It may be the off-season for Major League Baseball (MLB), but that has not prevented the sport undergoing a crisis.
For the first time in over a quarter of a century, the teams, and the players it employs are at complete loggerheads after a Collective Bargaining Agreement (CBA) between the two parties expired.
And there is no sign of an early resolution either. The last time the two sides met, it took just seven minutes for them to break off negotiations, citing irreconcilable differences.
As things currently stand, clubs cannot sign trade or release existing players, or offer new contracts to existing ones. The players themselves are not even allowed, officially at least, to communicate with their teams, although they are permitted to train alone.

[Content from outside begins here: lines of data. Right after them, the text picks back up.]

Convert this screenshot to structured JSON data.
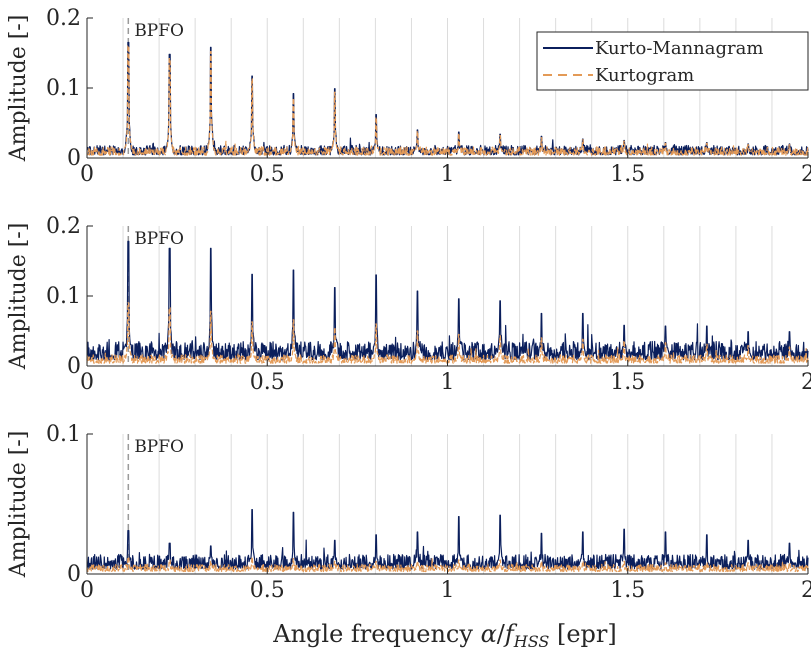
{
  "figure": {
    "xlabel": "Angle frequency α/f_HSS [epr]",
    "xlabel_parts": {
      "main": "Angle frequency ",
      "alpha": "α",
      "slash": "/",
      "f": "f",
      "sub": "HSS",
      "unit": " [epr]"
    }
  },
  "legend": {
    "entries": [
      {
        "label": "Kurto-Mannagram",
        "color": "#0b1f5c",
        "style": "solid"
      },
      {
        "label": "Kurtogram",
        "color": "#e39a57",
        "style": "dashed"
      }
    ]
  },
  "colors": {
    "kurto_mannagram": "#0b1f5c",
    "kurtogram": "#e39a57",
    "grid": "#dcdcdc",
    "bpfo_marker": "#9a9a9a",
    "axis": "#262626"
  },
  "chart_data": [
    {
      "type": "line",
      "xlabel": "",
      "ylabel": "Amplitude [-]",
      "ylim": [
        0,
        0.2
      ],
      "xlim": [
        0,
        2
      ],
      "xticks": [
        "0",
        "0.5",
        "1",
        "1.5",
        "2"
      ],
      "yticks": [
        "0",
        "0.1",
        "0.2"
      ],
      "grid": "x-only",
      "bpfo": {
        "x": 0.1146,
        "label": "BPFO"
      },
      "harmonic_spacing": 0.1146,
      "legend": "top-right",
      "series": [
        {
          "name": "Kurto-Mannagram",
          "noise": 0.018,
          "peaks": [
            0.165,
            0.148,
            0.158,
            0.117,
            0.092,
            0.099,
            0.062,
            0.04,
            0.037,
            0.034,
            0.031,
            0.027,
            0.025,
            0.022,
            0.022,
            0.02,
            0.02
          ]
        },
        {
          "name": "Kurtogram",
          "noise": 0.016,
          "peaks": [
            0.16,
            0.142,
            0.152,
            0.113,
            0.085,
            0.094,
            0.058,
            0.038,
            0.035,
            0.032,
            0.029,
            0.026,
            0.024,
            0.021,
            0.021,
            0.019,
            0.019
          ]
        }
      ]
    },
    {
      "type": "line",
      "xlabel": "",
      "ylabel": "Amplitude [-]",
      "ylim": [
        0,
        0.2
      ],
      "xlim": [
        0,
        2
      ],
      "xticks": [
        "0",
        "0.5",
        "1",
        "1.5",
        "2"
      ],
      "yticks": [
        "0",
        "0.1",
        "0.2"
      ],
      "grid": "x-only",
      "bpfo": {
        "x": 0.1146,
        "label": "BPFO"
      },
      "harmonic_spacing": 0.1146,
      "series": [
        {
          "name": "Kurto-Mannagram",
          "noise": 0.035,
          "peaks": [
            0.178,
            0.168,
            0.168,
            0.131,
            0.137,
            0.112,
            0.13,
            0.107,
            0.096,
            0.093,
            0.075,
            0.075,
            0.058,
            0.057,
            0.057,
            0.049,
            0.049
          ]
        },
        {
          "name": "Kurtogram",
          "noise": 0.016,
          "peaks": [
            0.09,
            0.083,
            0.078,
            0.063,
            0.066,
            0.055,
            0.06,
            0.05,
            0.045,
            0.043,
            0.04,
            0.038,
            0.036,
            0.033,
            0.031,
            0.029,
            0.027
          ]
        }
      ]
    },
    {
      "type": "line",
      "xlabel": "Angle frequency α/f_HSS [epr]",
      "ylabel": "Amplitude [-]",
      "ylim": [
        0,
        0.1
      ],
      "xlim": [
        0,
        2
      ],
      "xticks": [
        "0",
        "0.5",
        "1",
        "1.5",
        "2"
      ],
      "yticks": [
        "0",
        "0.1"
      ],
      "grid": "x-only",
      "bpfo": {
        "x": 0.1146,
        "label": "BPFO"
      },
      "harmonic_spacing": 0.1146,
      "series": [
        {
          "name": "Kurto-Mannagram",
          "noise": 0.014,
          "peaks": [
            0.031,
            0.022,
            0.02,
            0.046,
            0.044,
            0.024,
            0.028,
            0.03,
            0.041,
            0.042,
            0.029,
            0.03,
            0.032,
            0.03,
            0.028,
            0.024,
            0.022
          ]
        },
        {
          "name": "Kurtogram",
          "noise": 0.007,
          "peaks": [
            0.012,
            0.01,
            0.009,
            0.012,
            0.011,
            0.009,
            0.009,
            0.009,
            0.01,
            0.01,
            0.009,
            0.009,
            0.009,
            0.008,
            0.008,
            0.008,
            0.008
          ]
        }
      ]
    }
  ]
}
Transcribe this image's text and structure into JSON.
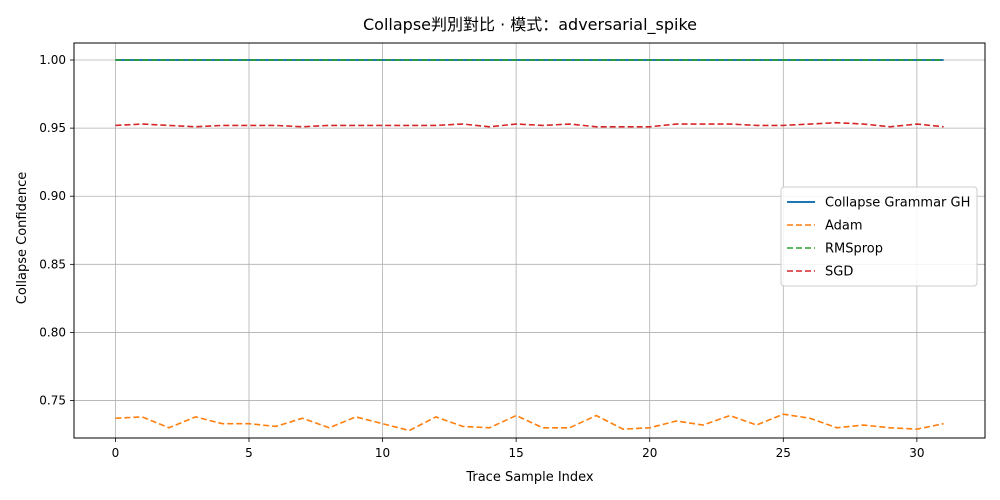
{
  "chart_data": {
    "type": "line",
    "title": "Collapse判別對比 · 模式：adversarial_spike",
    "xlabel": "Trace Sample Index",
    "ylabel": "Collapse Confidence",
    "xlim": [
      -1.55,
      32.55
    ],
    "ylim": [
      0.7225,
      1.0125
    ],
    "xticks": [
      0,
      5,
      10,
      15,
      20,
      25,
      30
    ],
    "yticks": [
      0.75,
      0.8,
      0.85,
      0.9,
      0.95,
      1.0
    ],
    "ytick_labels": [
      "0.75",
      "0.80",
      "0.85",
      "0.90",
      "0.95",
      "1.00"
    ],
    "grid": true,
    "legend_position": "center-right",
    "x": [
      0,
      1,
      2,
      3,
      4,
      5,
      6,
      7,
      8,
      9,
      10,
      11,
      12,
      13,
      14,
      15,
      16,
      17,
      18,
      19,
      20,
      21,
      22,
      23,
      24,
      25,
      26,
      27,
      28,
      29,
      30,
      31
    ],
    "series": [
      {
        "name": "Collapse Grammar GH",
        "color": "#1f77b4",
        "style": "solid",
        "values": [
          1.0,
          1.0,
          1.0,
          1.0,
          1.0,
          1.0,
          1.0,
          1.0,
          1.0,
          1.0,
          1.0,
          1.0,
          1.0,
          1.0,
          1.0,
          1.0,
          1.0,
          1.0,
          1.0,
          1.0,
          1.0,
          1.0,
          1.0,
          1.0,
          1.0,
          1.0,
          1.0,
          1.0,
          1.0,
          1.0,
          1.0,
          1.0
        ]
      },
      {
        "name": "Adam",
        "color": "#ff7f0e",
        "style": "dashed",
        "values": [
          0.737,
          0.738,
          0.73,
          0.738,
          0.733,
          0.733,
          0.731,
          0.737,
          0.73,
          0.738,
          0.733,
          0.728,
          0.738,
          0.731,
          0.73,
          0.739,
          0.73,
          0.73,
          0.739,
          0.729,
          0.73,
          0.735,
          0.732,
          0.739,
          0.732,
          0.74,
          0.737,
          0.73,
          0.732,
          0.73,
          0.729,
          0.733
        ]
      },
      {
        "name": "RMSprop",
        "color": "#2ca02c",
        "style": "dashed",
        "values": [
          1.0,
          1.0,
          1.0,
          1.0,
          1.0,
          1.0,
          1.0,
          1.0,
          1.0,
          1.0,
          1.0,
          1.0,
          1.0,
          1.0,
          1.0,
          1.0,
          1.0,
          1.0,
          1.0,
          1.0,
          1.0,
          1.0,
          1.0,
          1.0,
          1.0,
          1.0,
          1.0,
          1.0,
          1.0,
          1.0,
          1.0,
          1.0
        ]
      },
      {
        "name": "SGD",
        "color": "#d62728",
        "style": "dashed",
        "values": [
          0.952,
          0.953,
          0.952,
          0.951,
          0.952,
          0.952,
          0.952,
          0.951,
          0.952,
          0.952,
          0.952,
          0.952,
          0.952,
          0.953,
          0.951,
          0.953,
          0.952,
          0.953,
          0.951,
          0.951,
          0.951,
          0.953,
          0.953,
          0.953,
          0.952,
          0.952,
          0.953,
          0.954,
          0.953,
          0.951,
          0.953,
          0.951
        ]
      }
    ]
  }
}
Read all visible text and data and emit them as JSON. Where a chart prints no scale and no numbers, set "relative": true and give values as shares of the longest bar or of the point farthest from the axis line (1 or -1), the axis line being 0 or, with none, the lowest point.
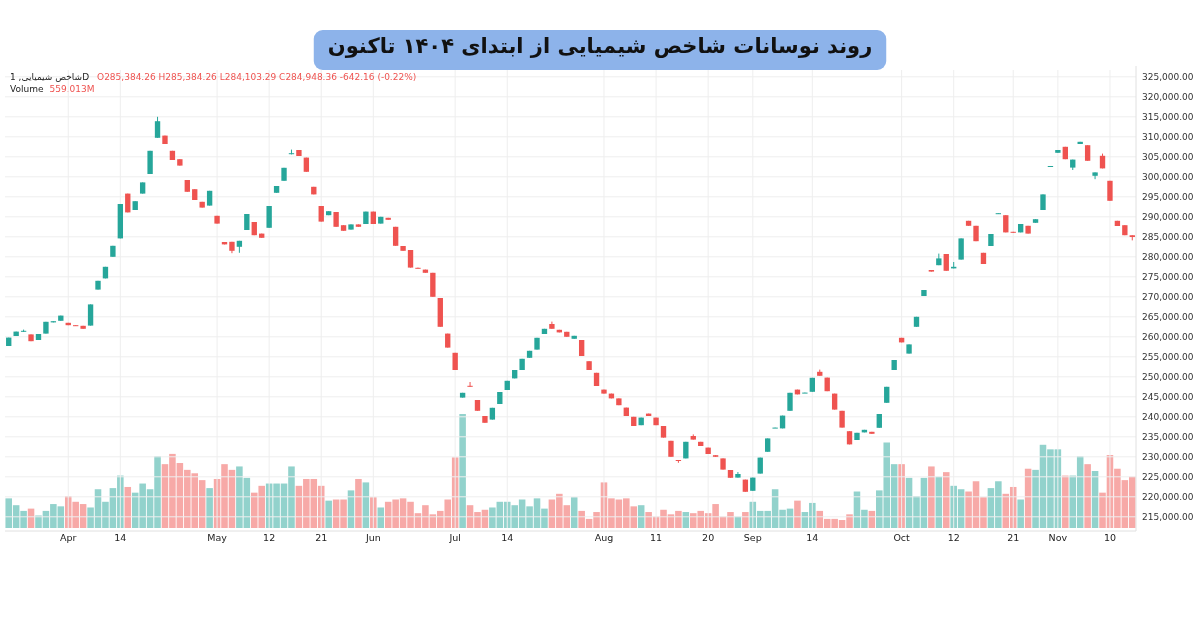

MLB’s own website has dropped its usual context of news and analysis of current players in favour of articles focussing on the history of the sport.
With the 2022 season not due to start until the end of March, that is not yet under threat. However, the longer the impasse goes on, the greater the chance that it will be delayed.
There are a number of issues dividing the two parties. These include extending the Designated Hitter (DH rule) to the National League, and the number of teams which will take part in post-season. They are also at loggerheads over the time at which players become eligible for salary arbitration and free agency.
The last time baseball found itself in this situation was in the 1994/95 season when the owners, faced with a worsening financial situation, collectively proposed a salary cap to their players.
The players responded by going on strike, resulting in the cancellation of the rest of the 1994 season, including post-season, and the World Series, for the first time since 1904.
The strike lasted 232 days before it was suspended in April of the following year, making it, at the time, the longest work stoppage in major league professional sports.
In all, 948 games were cancelled.
As part of the term of the settlement of that dispute, players and owners were bound by the terms of the CBA, but, with its expiration this time, a new stand-off has begun.